Siangnya, Sabtu, 8 Februari 2014, kami menemui Pastur di Gereja Katolik St. Petrus yang ada di Jalan Belimbing. Dari Gereja tersebut, Pastur itu mengantarkan kami ke wilayah pelayanannya, yaitu lingkungan Marta di daerah Panjang Indah. Sebagian daerah tersebut masih tergenang banjir, sedangkan daerah rumah yang menjadi tempat pelayanan kami sudah mulai surut, hanya tersisa genangan – genangan kecil.
Kami mulai melayani warga di daerah tersebut sekitar pukul 10.30, dan berakhir sekitar pukul 13.30. Melihat kondisi di tempat tersebut, lantas kami tak jadi membatasi target sasaran kami. Kami melayani siapa saja yang datang, tua muda, laki – laki perempuan, dan kami tak membatasi hanya melayani warga Katolik saja.

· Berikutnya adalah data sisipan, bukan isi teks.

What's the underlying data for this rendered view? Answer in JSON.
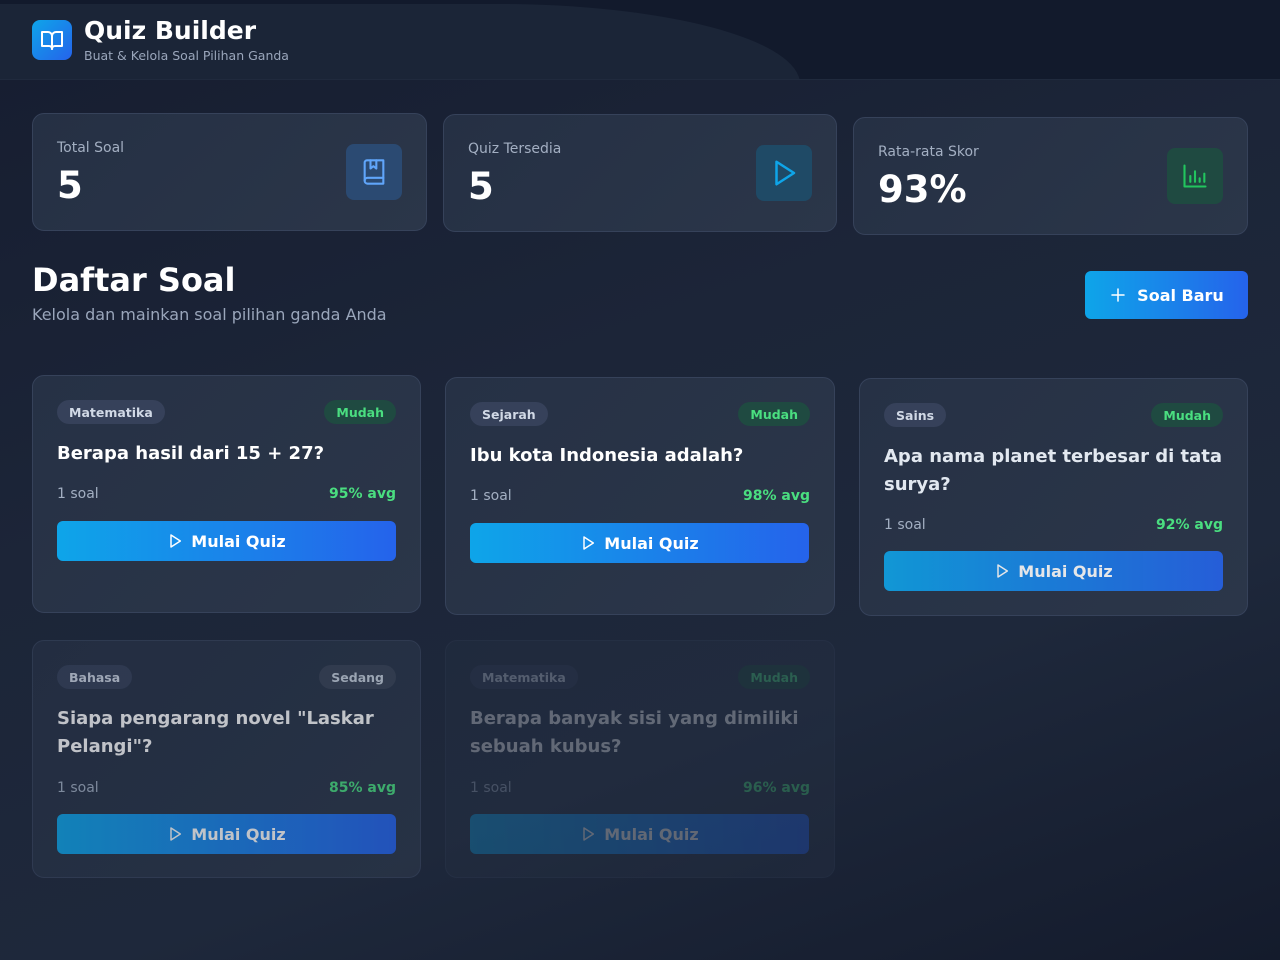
{
  "header": {
    "title": "Quiz Builder",
    "subtitle": "Buat & Kelola Soal Pilihan Ganda",
    "logo_icon": "open-book-icon"
  },
  "stats": [
    {
      "label": "Total Soal",
      "value": "5",
      "icon": "bookmark-book-icon",
      "color": "#3b82f6"
    },
    {
      "label": "Quiz Tersedia",
      "value": "5",
      "icon": "play-icon",
      "color": "#0ea5e9"
    },
    {
      "label": "Rata-rata Skor",
      "value": "93%",
      "icon": "bar-chart-icon",
      "color": "#22c55e"
    }
  ],
  "section": {
    "title": "Daftar Soal",
    "subtitle": "Kelola dan mainkan soal pilihan ganda Anda",
    "new_button": "Soal Baru"
  },
  "questions": [
    {
      "category": "Matematika",
      "difficulty": "Mudah",
      "question": "Berapa hasil dari 15 + 27?",
      "count": "1 soal",
      "avg": "95% avg",
      "button": "Mulai Quiz"
    },
    {
      "category": "Sejarah",
      "difficulty": "Mudah",
      "question": "Ibu kota Indonesia adalah?",
      "count": "1 soal",
      "avg": "98% avg",
      "button": "Mulai Quiz"
    },
    {
      "category": "Sains",
      "difficulty": "Mudah",
      "question": "Apa nama planet terbesar di tata surya?",
      "count": "1 soal",
      "avg": "92% avg",
      "button": "Mulai Quiz"
    },
    {
      "category": "Bahasa",
      "difficulty": "Sedang",
      "question": "Siapa pengarang novel \"Laskar Pelangi\"?",
      "count": "1 soal",
      "avg": "85% avg",
      "button": "Mulai Quiz"
    },
    {
      "category": "Matematika",
      "difficulty": "Mudah",
      "question": "Berapa banyak sisi yang dimiliki sebuah kubus?",
      "count": "1 soal",
      "avg": "96% avg",
      "button": "Mulai Quiz"
    }
  ]
}
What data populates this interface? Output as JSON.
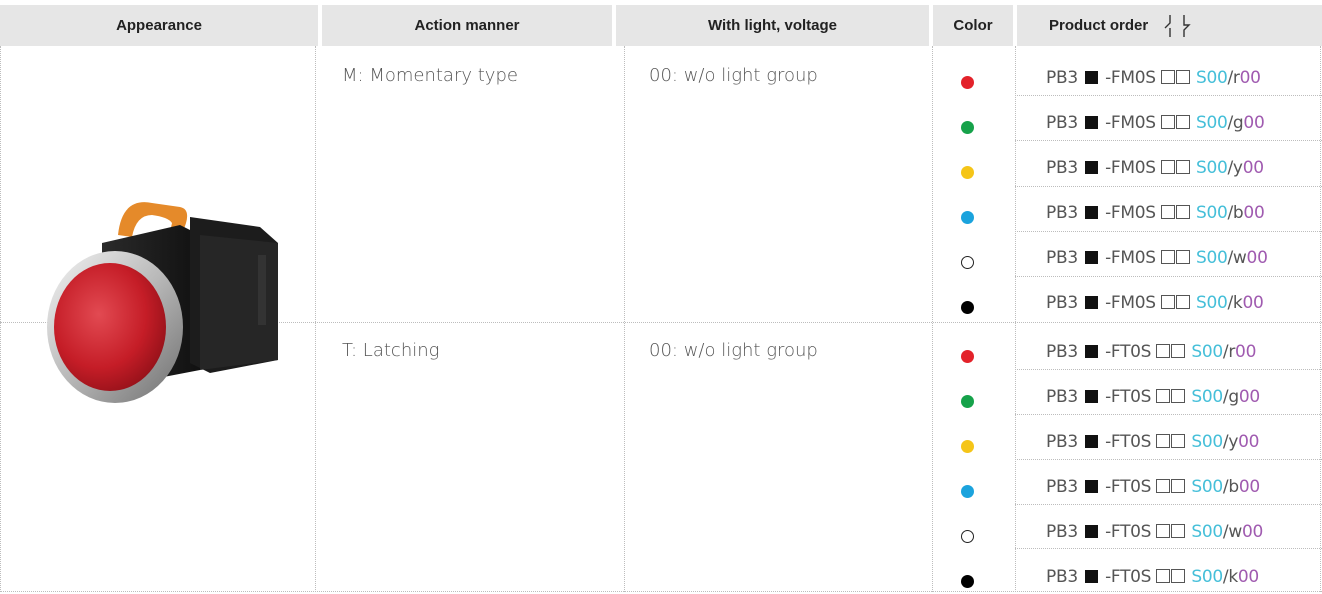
{
  "header": {
    "appearance": "Appearance",
    "action_manner": "Action manner",
    "with_light_voltage": "With light, voltage",
    "color": "Color",
    "product_order": "Product order"
  },
  "groups": [
    {
      "action": "M: Momentary type",
      "light": "00: w/o light group",
      "rows": [
        {
          "color_hex": "#e3222a",
          "outline": false,
          "prefix": "PB3",
          "mid": "-FM0S",
          "s": "S00",
          "suffix": "/r",
          "tail": "00"
        },
        {
          "color_hex": "#16a24a",
          "outline": false,
          "prefix": "PB3",
          "mid": "-FM0S",
          "s": "S00",
          "suffix": "/g",
          "tail": "00"
        },
        {
          "color_hex": "#f5c518",
          "outline": false,
          "prefix": "PB3",
          "mid": "-FM0S",
          "s": "S00",
          "suffix": "/y",
          "tail": "00"
        },
        {
          "color_hex": "#1ba3dd",
          "outline": false,
          "prefix": "PB3",
          "mid": "-FM0S",
          "s": "S00",
          "suffix": "/b",
          "tail": "00"
        },
        {
          "color_hex": "#ffffff",
          "outline": true,
          "prefix": "PB3",
          "mid": "-FM0S",
          "s": "S00",
          "suffix": "/w",
          "tail": "00"
        },
        {
          "color_hex": "#000000",
          "outline": false,
          "prefix": "PB3",
          "mid": "-FM0S",
          "s": "S00",
          "suffix": "/k",
          "tail": "00"
        }
      ]
    },
    {
      "action": "T: Latching",
      "light": "00: w/o light group",
      "rows": [
        {
          "color_hex": "#e3222a",
          "outline": false,
          "prefix": "PB3",
          "mid": "-FT0S",
          "s": "S00",
          "suffix": "/r",
          "tail": "00"
        },
        {
          "color_hex": "#16a24a",
          "outline": false,
          "prefix": "PB3",
          "mid": "-FT0S",
          "s": "S00",
          "suffix": "/g",
          "tail": "00"
        },
        {
          "color_hex": "#f5c518",
          "outline": false,
          "prefix": "PB3",
          "mid": "-FT0S",
          "s": "S00",
          "suffix": "/y",
          "tail": "00"
        },
        {
          "color_hex": "#1ba3dd",
          "outline": false,
          "prefix": "PB3",
          "mid": "-FT0S",
          "s": "S00",
          "suffix": "/b",
          "tail": "00"
        },
        {
          "color_hex": "#ffffff",
          "outline": true,
          "prefix": "PB3",
          "mid": "-FT0S",
          "s": "S00",
          "suffix": "/w",
          "tail": "00"
        },
        {
          "color_hex": "#000000",
          "outline": false,
          "prefix": "PB3",
          "mid": "-FT0S",
          "s": "S00",
          "suffix": "/k",
          "tail": "00"
        }
      ]
    }
  ],
  "colors": {
    "header_bg": "#e6e6e6",
    "cyan": "#45bfd9",
    "purple": "#a05bb0"
  }
}
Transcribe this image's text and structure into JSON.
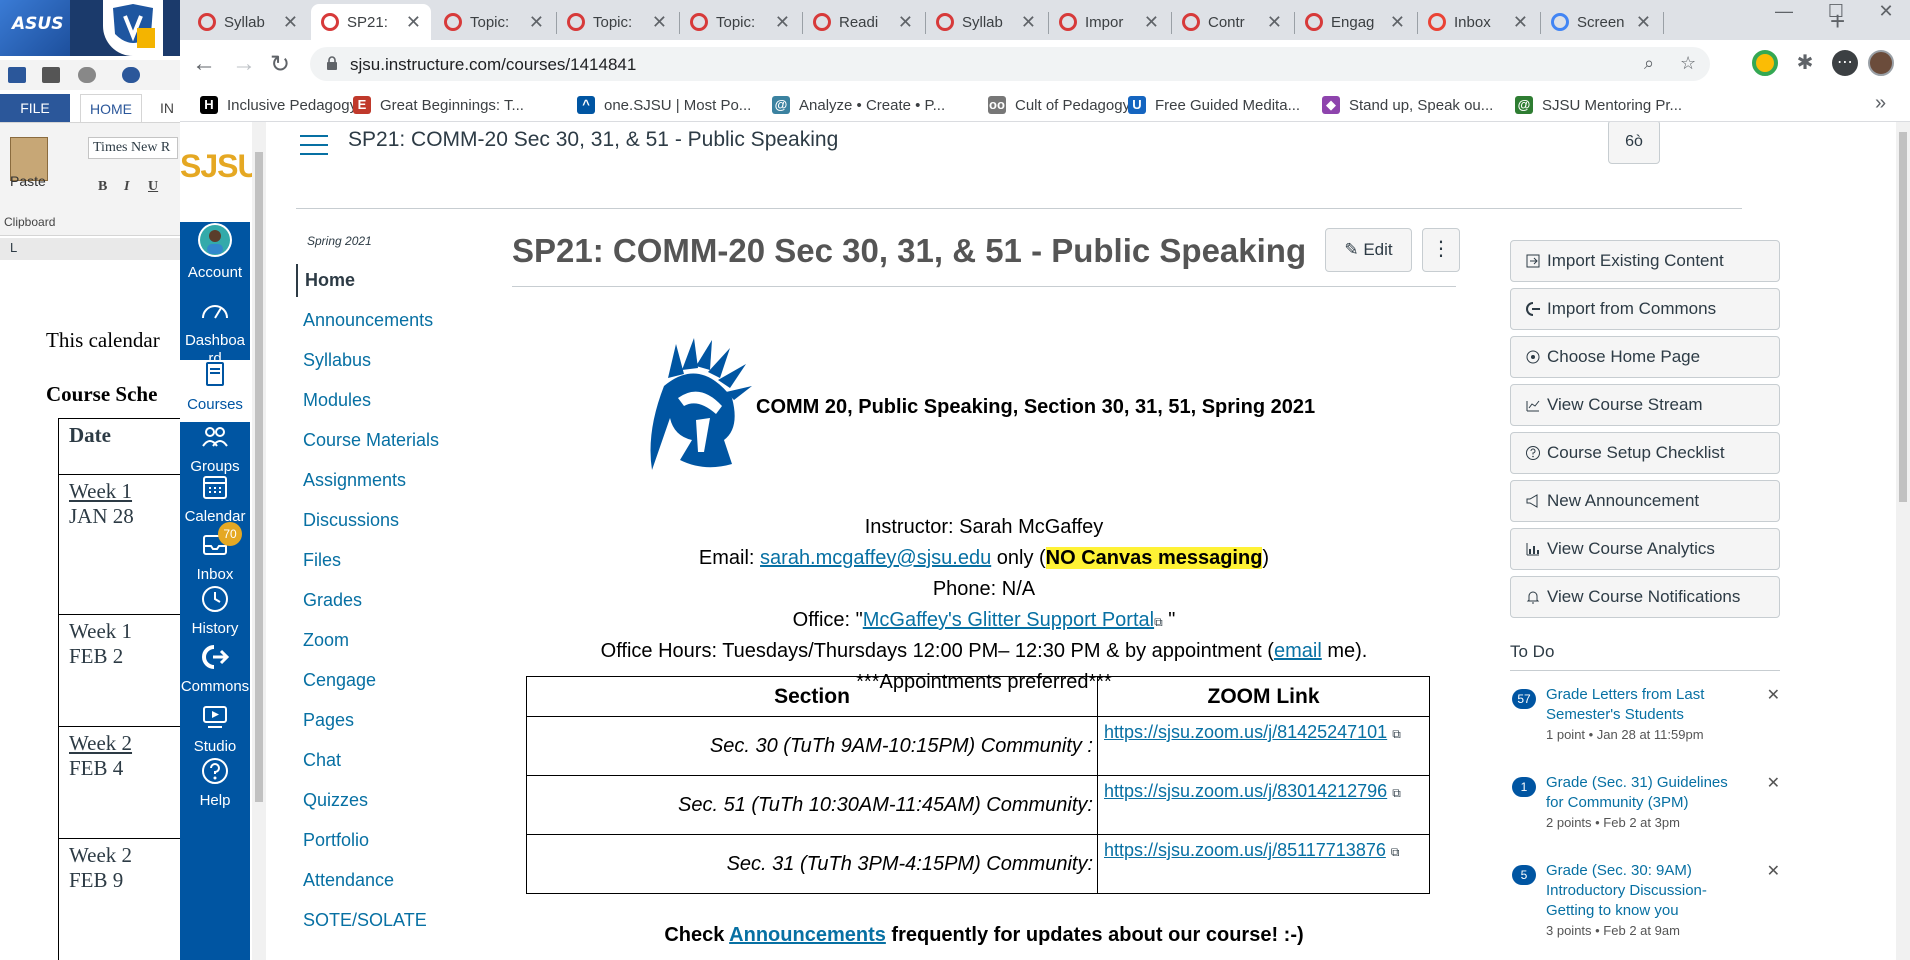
{
  "word": {
    "tab_file": "FILE",
    "tab_home": "HOME",
    "tab_insert": "IN",
    "paste_label": "Paste",
    "font_name": "Times New R",
    "bold": "B",
    "italic": "I",
    "underline": "U",
    "clipboard_label": "Clipboard",
    "tab_marker": "L",
    "doc_line": "This calendar",
    "doc_heading": "Course Sche",
    "table_header": "Date",
    "rows": [
      {
        "week": "Week 1",
        "date": "JAN 28"
      },
      {
        "week": "Week 1",
        "date": "FEB 2"
      },
      {
        "week": "Week 2",
        "date": "FEB 4"
      },
      {
        "week": "Week 2",
        "date": "FEB 9"
      }
    ],
    "asus_text": "ASUS"
  },
  "browser": {
    "tabs": [
      {
        "title": "Syllab",
        "active": false,
        "icon_color": "#d73a3a"
      },
      {
        "title": "SP21:",
        "active": true,
        "icon_color": "#d73a3a"
      },
      {
        "title": "Topic:",
        "active": false,
        "icon_color": "#d73a3a"
      },
      {
        "title": "Topic:",
        "active": false,
        "icon_color": "#d73a3a"
      },
      {
        "title": "Topic:",
        "active": false,
        "icon_color": "#d73a3a"
      },
      {
        "title": "Readi",
        "active": false,
        "icon_color": "#d73a3a"
      },
      {
        "title": "Syllab",
        "active": false,
        "icon_color": "#d73a3a"
      },
      {
        "title": "Impor",
        "active": false,
        "icon_color": "#d73a3a"
      },
      {
        "title": "Contr",
        "active": false,
        "icon_color": "#d73a3a"
      },
      {
        "title": "Engag",
        "active": false,
        "icon_color": "#d73a3a"
      },
      {
        "title": "Inbox",
        "active": false,
        "icon_color": "#ea4335"
      },
      {
        "title": "Screen",
        "active": false,
        "icon_color": "#4285f4"
      }
    ],
    "url": "sjsu.instructure.com/courses/1414841",
    "bookmarks": [
      {
        "label": "Inclusive Pedagogy...",
        "color": "#000000",
        "glyph": "H"
      },
      {
        "label": "Great Beginnings: T...",
        "color": "#c0392b",
        "glyph": "E"
      },
      {
        "label": "one.SJSU | Most Po...",
        "color": "#0055a2",
        "glyph": "^"
      },
      {
        "label": "Analyze • Create • P...",
        "color": "#3b82a0",
        "glyph": "@"
      },
      {
        "label": "Cult of Pedagogy",
        "color": "#777777",
        "glyph": "oo"
      },
      {
        "label": "Free Guided Medita...",
        "color": "#1565c0",
        "glyph": "U"
      },
      {
        "label": "Stand up, Speak ou...",
        "color": "#8e44ad",
        "glyph": "◆"
      },
      {
        "label": "SJSU Mentoring Pr...",
        "color": "#2e7d32",
        "glyph": "@"
      }
    ]
  },
  "canvas": {
    "logo": "SJSU",
    "global_nav": [
      {
        "label": "Account",
        "icon": "avatar"
      },
      {
        "label": "Dashboard",
        "icon": "dashboard-icon"
      },
      {
        "label": "Courses",
        "icon": "book-icon"
      },
      {
        "label": "Groups",
        "icon": "groups-icon"
      },
      {
        "label": "Calendar",
        "icon": "calendar-icon"
      },
      {
        "label": "Inbox",
        "icon": "inbox-icon",
        "badge": "70"
      },
      {
        "label": "History",
        "icon": "clock-icon"
      },
      {
        "label": "Commons",
        "icon": "commons-icon"
      },
      {
        "label": "Studio",
        "icon": "studio-icon"
      },
      {
        "label": "Help",
        "icon": "help-icon"
      }
    ],
    "breadcrumb": "SP21: COMM-20 Sec 30, 31, & 51 - Public Speaking",
    "reader_icon": "6ò",
    "term": "Spring 2021",
    "course_nav": [
      "Home",
      "Announcements",
      "Syllabus",
      "Modules",
      "Course Materials",
      "Assignments",
      "Discussions",
      "Files",
      "Grades",
      "Zoom",
      "Cengage",
      "Pages",
      "Chat",
      "Quizzes",
      "Portfolio",
      "Attendance",
      "SOTE/SOLATE"
    ],
    "page_title": "SP21: COMM-20 Sec 30, 31, & 51 - Public Speaking",
    "edit_label": "Edit",
    "more_label": "⋮",
    "course_heading": "COMM 20, Public Speaking, Section 30, 31, 51, Spring 2021",
    "instructor": "Instructor: Sarah McGaffey",
    "email_prefix": "Email: ",
    "email": "sarah.mcgaffey@sjsu.edu",
    "email_mid": " only (",
    "no_canvas": "NO Canvas messaging",
    "email_suffix": ")",
    "phone": "Phone: N/A",
    "office_prefix": "Office: \"",
    "office_link": "McGaffey's Glitter Support Portal",
    "office_suffix": " \"",
    "hours_prefix": "Office Hours: Tuesdays/Thursdays 12:00 PM– 12:30 PM & by appointment (",
    "hours_link": "email",
    "hours_suffix": " me).",
    "appointments": "***Appointments preferred***",
    "table_headers": [
      "Section",
      "ZOOM Link"
    ],
    "sections": [
      {
        "name": "Sec. 30 (TuTh 9AM-10:15PM) Community :",
        "link": "https://sjsu.zoom.us/j/81425247101"
      },
      {
        "name": "Sec. 51 (TuTh 10:30AM-11:45AM) Community:",
        "link": "https://sjsu.zoom.us/j/83014212796"
      },
      {
        "name": "Sec. 31 (TuTh 3PM-4:15PM) Community:",
        "link": "https://sjsu.zoom.us/j/85117713876"
      }
    ],
    "check_prefix": "Check ",
    "check_link": "Announcements",
    "check_suffix": " frequently for updates about our course! :-)",
    "actions": [
      {
        "label": "Import Existing Content",
        "icon": "import-icon"
      },
      {
        "label": "Import from Commons",
        "icon": "commons-icon"
      },
      {
        "label": "Choose Home Page",
        "icon": "target-icon"
      },
      {
        "label": "View Course Stream",
        "icon": "stream-icon"
      },
      {
        "label": "Course Setup Checklist",
        "icon": "question-icon"
      },
      {
        "label": "New Announcement",
        "icon": "megaphone-icon"
      },
      {
        "label": "View Course Analytics",
        "icon": "analytics-icon"
      },
      {
        "label": "View Course Notifications",
        "icon": "bell-icon"
      }
    ],
    "todo_heading": "To Do",
    "todos": [
      {
        "count": "57",
        "title": "Grade Letters from Last Semester's Students",
        "meta": "1 point • Jan 28 at 11:59pm"
      },
      {
        "count": "1",
        "title": "Grade (Sec. 31) Guidelines for Community (3PM)",
        "meta": "2 points • Feb 2 at 3pm"
      },
      {
        "count": "5",
        "title": "Grade (Sec. 30: 9AM) Introductory Discussion- Getting to know you",
        "meta": "3 points • Feb 2 at 9am"
      }
    ],
    "colors": {
      "nav_blue": "#0055a2",
      "gold": "#e5a823",
      "link": "#0770a3",
      "highlight": "#fff235"
    }
  }
}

Puluhan warga datang. Sebagian besar yang datang adalah ibu – ibu dengan keluhan paling banyak adalah tensi tinggi, pusing, leher kaku, dan deg – degan ketika malam tiba dan petir menyambar serta hujan turun dengan derasnya. Beruntung tim akupresur kami kedatangan seorang teman hipnoterapis. Jadilah warga – warga yang datang, setelah mendapatkan relaksasi dengan akupresur, mereka pun mendapatkan relaksasi melalui hipnoterapi.
Selama proses terapi, warga yang sebagian besar ibu – ibu itu, teriak – teriak kesakitan :p , saling ejek, dan tertawa – tawa. Kebayang kan ya, hebohnya kayak mana? hihihihihi…
Adalah sebuah kebahagian yang tak terbeli ketika melihat rona bahagia dan pengakuan saudara – saudara itu bahwa badannya terasa lebih baik setelah kami terapi.
Setelah kami melayani, kami disuguhi makan siang. Puji Tuhan, anggaran kami untuk makan siang tak terpakai.
Selama perjalanan pulang ke Semarang, kami tak henti – hentinya bersyukur, bahwa niat kecil kami untuk melayani diberkati Tuhan. Dengan dana yang minim, Tuhan menggerakkan umat – umat-Nya untuk menolong kami menjalankan keinginan kami. Senior kami mengatakan, “Ini adalah perjalanan iman.”
Dengan iman, kami mampu memberi sedikit keterampilan yang kami miliki untuk sedikit mengurangi beban saudara – saudara yang terkena banjir di Pekalongan.
“Kami tak bisa banyak memberi, tapi kami memberi apa yang kami punya dengan sepenuh hati.”